Pocket Money - We had none but a determined Mother

Author: 
Raj Mehta

Major General Raj S. Mehta, AVSM, VSM is a retired Army veteran with 39 years in uniform. He has a Masters degree in English (Panjab University 1975), an M. Phil. in National Security (1996) and yet again in International Security (2001) from Madras University.

In 1998 he sustained a serious injury in an encounter with foreign terrorists while commanding an Army formation as a Brigadier in Kashmir.

Post retirement, Major General Mehta has consciously become an educationist. He has forayed into writing about heroes, ecology, women as equals but different; and on security, nuclear and terrorism as well as HR issues affecting the military. He demystifies failure and labels it as an essential stepping stone to success by recounting his many personal failures. He also speaks to children across India on 'Reaching for the sky'.

Major General Mehta builds war museums; he has worked on many and delivered several. He heads Sarthi Museum Consultants based in Mohali, Punjab.

Pocket Money – We had none but a determined Mother.

The title asking about the story of how did you deal with your’ Pocket Allowance’ in your growing up years?

 The presumption is that there was a pocket allowance.- a bit presumptuous, one might say...this feeling that respondents lived childhood in matching circumstances.
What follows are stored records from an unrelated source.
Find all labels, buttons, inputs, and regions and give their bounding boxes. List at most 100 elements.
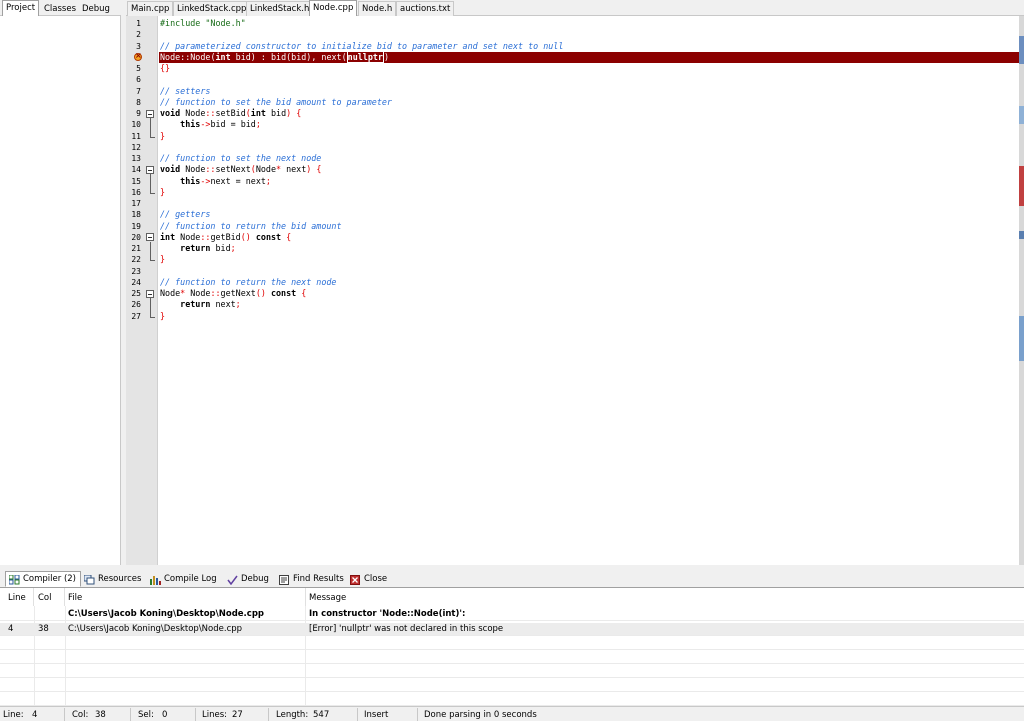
- line-number: 3: [136, 41, 141, 51]
- table-row[interactable]: 4 38 C:\Users\Jacob Koning\Desktop\Node.…: [0, 623, 1024, 636]
- code-area[interactable]: #include "Node.h" // parameterized constr…: [159, 16, 1019, 565]
- code-line[interactable]: this->bid = bid;: [159, 119, 1019, 130]
- tab-compile-log[interactable]: Compile Log: [146, 571, 222, 587]
- resources-icon: [84, 575, 95, 585]
- line-number: 10: [131, 120, 141, 130]
- tab-compiler-label: Compiler (2): [23, 574, 77, 584]
- row-line: 4: [8, 624, 14, 634]
- col-header-message[interactable]: Message: [301, 588, 1024, 606]
- tab-debug-panel-label: Debug: [241, 574, 269, 584]
- code-line[interactable]: #include "Node.h": [159, 18, 1019, 29]
- code-line[interactable]: Node* Node::getNext() const {: [159, 288, 1019, 299]
- tab-compile-log-label: Compile Log: [164, 574, 217, 584]
- code-line[interactable]: // function to set the bid amount to par…: [159, 97, 1019, 108]
- line-number: 6: [136, 75, 141, 85]
- line-number: 23: [131, 266, 141, 276]
- code-line[interactable]: this->next = next;: [159, 176, 1019, 187]
- line-number: 25: [131, 289, 141, 298]
- table-row-empty: [0, 651, 1024, 664]
- table-row[interactable]: C:\Users\Jacob Koning\Desktop\Node.cpp I…: [0, 608, 1024, 621]
- table-row-empty: [0, 665, 1024, 678]
- code-line[interactable]: int Node::getBid() const {: [159, 232, 1019, 243]
- line-number: 9: [136, 109, 141, 118]
- col-header-line[interactable]: Line: [0, 588, 34, 606]
- line-number: 27: [131, 311, 141, 321]
- code-line[interactable]: // function to return the bid amount: [159, 221, 1019, 232]
- tab-debug[interactable]: Debug: [78, 1, 114, 16]
- table-row-empty: [0, 693, 1024, 706]
- tab-linkedstack-cpp[interactable]: LinkedStack.cpp: [173, 1, 251, 16]
- code-line[interactable]: }: [159, 254, 1019, 265]
- status-line-value: 4: [32, 710, 38, 720]
- code-line[interactable]: // function to set the next node: [159, 153, 1019, 164]
- tab-auctions-txt[interactable]: auctions.txt: [396, 1, 455, 16]
- tab-node-cpp[interactable]: Node.cpp: [309, 0, 358, 17]
- fold-toggle-icon[interactable]: [146, 109, 154, 118]
- code-line[interactable]: return next;: [159, 299, 1019, 310]
- code-line[interactable]: [159, 74, 1019, 85]
- status-message: Done parsing in 0 seconds: [424, 710, 537, 720]
- table-row-empty: [0, 637, 1024, 650]
- code-line[interactable]: }: [159, 131, 1019, 142]
- line-number: 11: [131, 131, 141, 141]
- line-number: 13: [131, 154, 141, 163]
- code-line[interactable]: [159, 266, 1019, 277]
- fold-toggle-icon[interactable]: [146, 289, 154, 298]
- line-number: 7: [136, 86, 141, 96]
- compile-log-icon: [150, 576, 161, 585]
- fold-toggle-icon[interactable]: [146, 165, 154, 174]
- line-number: 26: [131, 300, 141, 310]
- editor-tab-bar: Main.cpp LinkedStack.cpp LinkedStack.h N…: [126, 0, 1024, 17]
- code-editor[interactable]: 1235678910111213141516171819202122232425…: [126, 16, 1019, 565]
- code-line[interactable]: void Node::setNext(Node* next) {: [159, 164, 1019, 175]
- tab-close[interactable]: Close: [346, 571, 392, 587]
- tab-resources[interactable]: Resources: [80, 571, 146, 587]
- tab-main-cpp[interactable]: Main.cpp: [127, 1, 174, 16]
- code-line[interactable]: }: [159, 311, 1019, 322]
- line-number: 12: [131, 142, 141, 152]
- code-line[interactable]: // setters: [159, 86, 1019, 97]
- code-line[interactable]: [159, 142, 1019, 153]
- tab-linkedstack-h[interactable]: LinkedStack.h: [246, 1, 314, 16]
- compiler-icon: [9, 575, 20, 585]
- line-number: 2: [136, 30, 141, 40]
- code-line-error[interactable]: Node::Node(int bid) : bid(bid), next(nul…: [159, 50, 1019, 63]
- find-results-icon: [279, 575, 289, 585]
- fold-toggle-icon[interactable]: [146, 233, 154, 242]
- line-number: 22: [131, 255, 141, 265]
- line-number: 8: [136, 97, 141, 107]
- code-line[interactable]: return bid;: [159, 243, 1019, 254]
- status-sel-value: 0: [162, 710, 168, 720]
- line-number-gutter[interactable]: 1235678910111213141516171819202122232425…: [126, 16, 158, 565]
- line-number: 20: [131, 232, 141, 242]
- line-number: 19: [131, 221, 141, 231]
- code-line[interactable]: // function to return the next node: [159, 277, 1019, 288]
- code-line[interactable]: {}: [159, 63, 1019, 74]
- tab-node-h[interactable]: Node.h: [358, 1, 397, 16]
- code-line[interactable]: // getters: [159, 209, 1019, 220]
- status-lines-label: Lines:: [202, 710, 228, 720]
- table-row-empty: [0, 679, 1024, 692]
- code-line[interactable]: // parameterized constructor to initiali…: [159, 41, 1019, 52]
- left-panel-tabs: Project Classes Debug: [0, 0, 121, 17]
- status-lines-value: 27: [232, 710, 243, 720]
- compiler-messages-table[interactable]: Line Col File Message C:\Users\Jacob Kon…: [0, 587, 1024, 707]
- editor-scroll-overview[interactable]: [1019, 16, 1024, 565]
- tab-debug-panel[interactable]: Debug: [223, 571, 274, 587]
- col-header-file[interactable]: File: [60, 588, 306, 606]
- tab-classes[interactable]: Classes: [40, 1, 80, 16]
- code-line[interactable]: [159, 29, 1019, 40]
- line-number: 18: [131, 210, 141, 220]
- status-length-label: Length:: [276, 710, 309, 720]
- code-line[interactable]: void Node::setBid(int bid) {: [159, 108, 1019, 119]
- tab-project[interactable]: Project: [2, 0, 40, 17]
- error-marker-icon[interactable]: [134, 51, 142, 62]
- project-tree-panel[interactable]: [0, 16, 121, 565]
- status-line-label: Line:: [3, 710, 24, 720]
- tab-compiler[interactable]: Compiler (2): [5, 571, 82, 587]
- code-line[interactable]: }: [159, 187, 1019, 198]
- row-message: [Error] 'nullptr' was not declared in th…: [309, 624, 504, 634]
- status-sel-label: Sel:: [138, 710, 154, 720]
- code-line[interactable]: [159, 198, 1019, 209]
- tab-find-results[interactable]: Find Results: [275, 571, 349, 587]
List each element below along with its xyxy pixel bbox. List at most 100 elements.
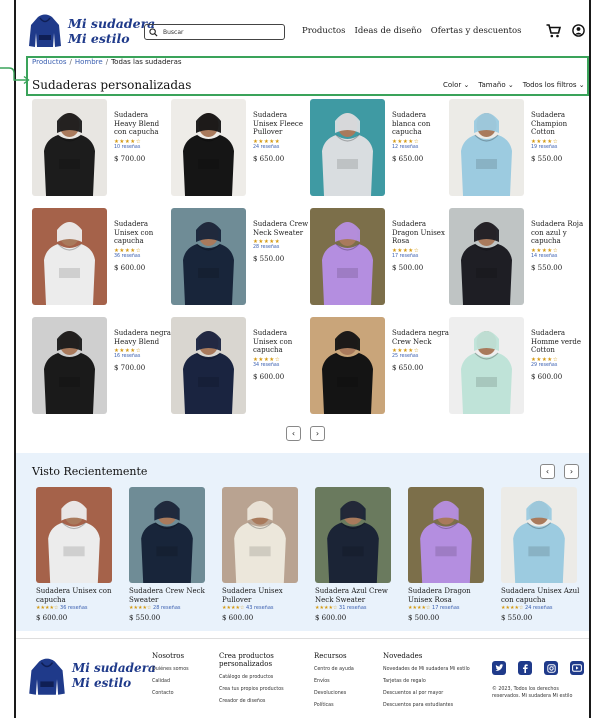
product-name[interactable]: Sudadera Unisex Pullover	[222, 587, 302, 604]
prev-page-button[interactable]: ‹	[286, 426, 301, 441]
footer-link[interactable]: Quiénes somos	[152, 664, 189, 676]
product-image[interactable]	[129, 487, 205, 583]
review-count[interactable]: 29 reseñas	[531, 363, 589, 368]
footer-link[interactable]: Centro de ayuda	[314, 664, 354, 676]
product-card[interactable]: Sudadera blanca con capucha ★★★★☆ 12 reseñ…	[310, 99, 450, 197]
footer-link[interactable]: Novedades de Mi sudadera Mi estilo	[383, 664, 470, 676]
product-image[interactable]	[449, 208, 524, 305]
review-count[interactable]: 28 reseñas	[153, 605, 181, 611]
product-image[interactable]	[310, 208, 385, 305]
product-name[interactable]: Sudadera negra Heavy Blend	[114, 329, 172, 346]
review-count[interactable]: 24 reseñas	[253, 145, 311, 150]
footer-link[interactable]: Descuentos para estudiantes	[383, 700, 470, 712]
product-image[interactable]	[171, 99, 246, 196]
review-count[interactable]: 12 reseñas	[392, 145, 450, 150]
review-count[interactable]: 36 reseñas	[60, 605, 88, 611]
review-count[interactable]: 34 reseñas	[253, 363, 311, 368]
product-name[interactable]: Sudadera Azul Crew Neck Sweater	[315, 587, 395, 604]
product-card[interactable]: Sudadera Dragon Unisex Rosa ★★★★☆ 17 reseñ…	[310, 208, 450, 306]
filter-tamano[interactable]: Tamaño ⌄	[478, 81, 513, 89]
product-image[interactable]	[32, 317, 107, 414]
filter-todos[interactable]: Todos los filtros ⌄	[523, 81, 585, 89]
review-count[interactable]: 10 reseñas	[114, 145, 172, 150]
facebook-icon[interactable]	[518, 661, 532, 675]
product-name[interactable]: Sudadera Dragon Unisex Rosa	[408, 587, 488, 604]
review-count[interactable]: 19 reseñas	[531, 145, 589, 150]
cart-icon[interactable]	[546, 24, 561, 38]
search-input[interactable]: Buscar	[144, 24, 285, 40]
product-name[interactable]: Sudadera Dragon Unisex Rosa	[392, 220, 450, 246]
review-count[interactable]: 16 reseñas	[114, 354, 172, 359]
footer-link[interactable]: Creador de diseños	[219, 696, 299, 708]
product-name[interactable]: Sudadera Champion Cotton	[531, 111, 589, 137]
nav-productos[interactable]: Productos	[302, 26, 345, 36]
recent-product-card[interactable]: Sudadera Unisex Pullover ★★★★☆ 43 reseñas…	[222, 487, 302, 622]
footer-link[interactable]: Tarjetas de regalo	[383, 676, 470, 688]
recent-product-card[interactable]: Sudadera Azul Crew Neck Sweater ★★★★☆ 31 …	[315, 487, 395, 622]
breadcrumb-hombre[interactable]: Hombre	[75, 58, 103, 66]
product-image[interactable]	[36, 487, 112, 583]
instagram-icon[interactable]	[544, 661, 558, 675]
product-image[interactable]	[449, 317, 524, 414]
product-image[interactable]	[310, 99, 385, 196]
product-card[interactable]: Sudadera Unisex Fleece Pullover ★★★★★ 24 r…	[171, 99, 311, 197]
review-count[interactable]: 14 reseñas	[531, 254, 589, 259]
filter-color[interactable]: Color ⌄	[443, 81, 469, 89]
next-page-button[interactable]: ›	[310, 426, 325, 441]
footer-link[interactable]: Políticas	[314, 700, 354, 712]
hoodie-logo-icon[interactable]	[28, 13, 62, 49]
recent-prev-button[interactable]: ‹	[540, 464, 555, 479]
twitter-icon[interactable]	[492, 661, 506, 675]
product-name[interactable]: Sudadera Roja con azul y capucha	[531, 220, 589, 246]
nav-ideas-diseno[interactable]: Ideas de diseño	[354, 26, 421, 36]
review-count[interactable]: 36 reseñas	[114, 254, 172, 259]
recent-next-button[interactable]: ›	[564, 464, 579, 479]
product-image[interactable]	[32, 99, 107, 196]
product-name[interactable]: Sudadera Unisex con capucha	[36, 587, 116, 604]
footer-link[interactable]: Envíos	[314, 676, 354, 688]
breadcrumb-productos[interactable]: Productos	[32, 58, 67, 66]
product-name[interactable]: Sudadera Crew Neck Sweater	[129, 587, 209, 604]
product-card[interactable]: Sudadera Heavy Blend con capucha ★★★★☆ 10 …	[32, 99, 172, 197]
product-card[interactable]: Sudadera negra Crew Neck ★★★★☆ 25 reseñas $…	[310, 317, 450, 415]
product-card[interactable]: Sudadera negra Heavy Blend ★★★★☆ 16 reseña…	[32, 317, 172, 415]
product-image[interactable]	[501, 487, 577, 583]
footer-link[interactable]: Calidad	[152, 676, 189, 688]
brand-name[interactable]: Mi sudadera Mi estilo	[68, 16, 155, 46]
footer-link[interactable]: Contacto	[152, 688, 189, 700]
product-image[interactable]	[222, 487, 298, 583]
product-image[interactable]	[315, 487, 391, 583]
product-name[interactable]: Sudadera Crew Neck Sweater	[253, 220, 311, 237]
product-name[interactable]: Sudadera negra Crew Neck	[392, 329, 450, 346]
product-image[interactable]	[32, 208, 107, 305]
product-name[interactable]: Sudadera Unisex con capucha	[114, 220, 172, 246]
footer-link[interactable]: Descuentos al por mayor	[383, 688, 470, 700]
product-card[interactable]: Sudadera Roja con azul y capucha ★★★★☆ 14 …	[449, 208, 589, 306]
hoodie-logo-icon[interactable]	[28, 657, 66, 697]
product-image[interactable]	[171, 317, 246, 414]
review-count[interactable]: 17 reseñas	[432, 605, 460, 611]
product-image[interactable]	[171, 208, 246, 305]
product-name[interactable]: Sudadera Unisex Azul con capucha	[501, 587, 581, 604]
product-card[interactable]: Sudadera Unisex con capucha ★★★★☆ 36 reseñ…	[32, 208, 172, 306]
footer-link[interactable]: Devoluciones	[314, 688, 354, 700]
product-card[interactable]: Sudadera Homme verde Cotton ★★★★☆ 29 reseñ…	[449, 317, 589, 415]
product-image[interactable]	[408, 487, 484, 583]
footer-brand-name[interactable]: Mi sudadera Mi estilo	[72, 661, 156, 691]
product-name[interactable]: Sudadera Unisex Fleece Pullover	[253, 111, 311, 137]
product-image[interactable]	[310, 317, 385, 414]
user-icon[interactable]	[572, 24, 585, 37]
product-card[interactable]: Sudadera Crew Neck Sweater ★★★★★ 28 reseña…	[171, 208, 311, 306]
product-card[interactable]: Sudadera Unisex con capucha ★★★★☆ 34 reseñ…	[171, 317, 311, 415]
product-card[interactable]: Sudadera Champion Cotton ★★★★☆ 19 reseñas $…	[449, 99, 589, 197]
review-count[interactable]: 24 reseñas	[525, 605, 553, 611]
review-count[interactable]: 25 reseñas	[392, 354, 450, 359]
recent-product-card[interactable]: Sudadera Unisex con capucha ★★★★☆ 36 rese…	[36, 487, 116, 622]
product-name[interactable]: Sudadera blanca con capucha	[392, 111, 450, 137]
review-count[interactable]: 28 reseñas	[253, 245, 311, 250]
youtube-icon[interactable]	[570, 661, 584, 675]
review-count[interactable]: 17 reseñas	[392, 254, 450, 259]
footer-link[interactable]: Catálogo de productos	[219, 672, 299, 684]
recent-product-card[interactable]: Sudadera Crew Neck Sweater ★★★★☆ 28 reseñ…	[129, 487, 209, 622]
footer-link[interactable]: Crea tus propios productos	[219, 684, 299, 696]
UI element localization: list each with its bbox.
The assumption has unintended cruelty.

But here's my story :

My father was a big man who left us suddenly just past 50 on Katihar Railway Platform Retiring Room.


Katihar  Railway Station 

My Mother was a comely 33 with five kids weaning to 10. She came back from the funeral at Patna, a woman with grey hair...She fought with authority bitterly for a Rs 150 per month pension.

Getting it, she put us in Lucknow's top schools. We walked to school and back...has basic food and a tough upbringing.

We did not know what pocket money was. We knew we had all Mother could give. The family did not let her down; her children grew up without black sheep...They made her smile as she grew old...older...passed away 53 years after she lost Father, her ashes merging into the cold Narmada waters at Bhera Ghat, Marble Rocks, Jabalpur... Her grit made up for "pocket money".

Pocket Money – We had none but a determined Mother.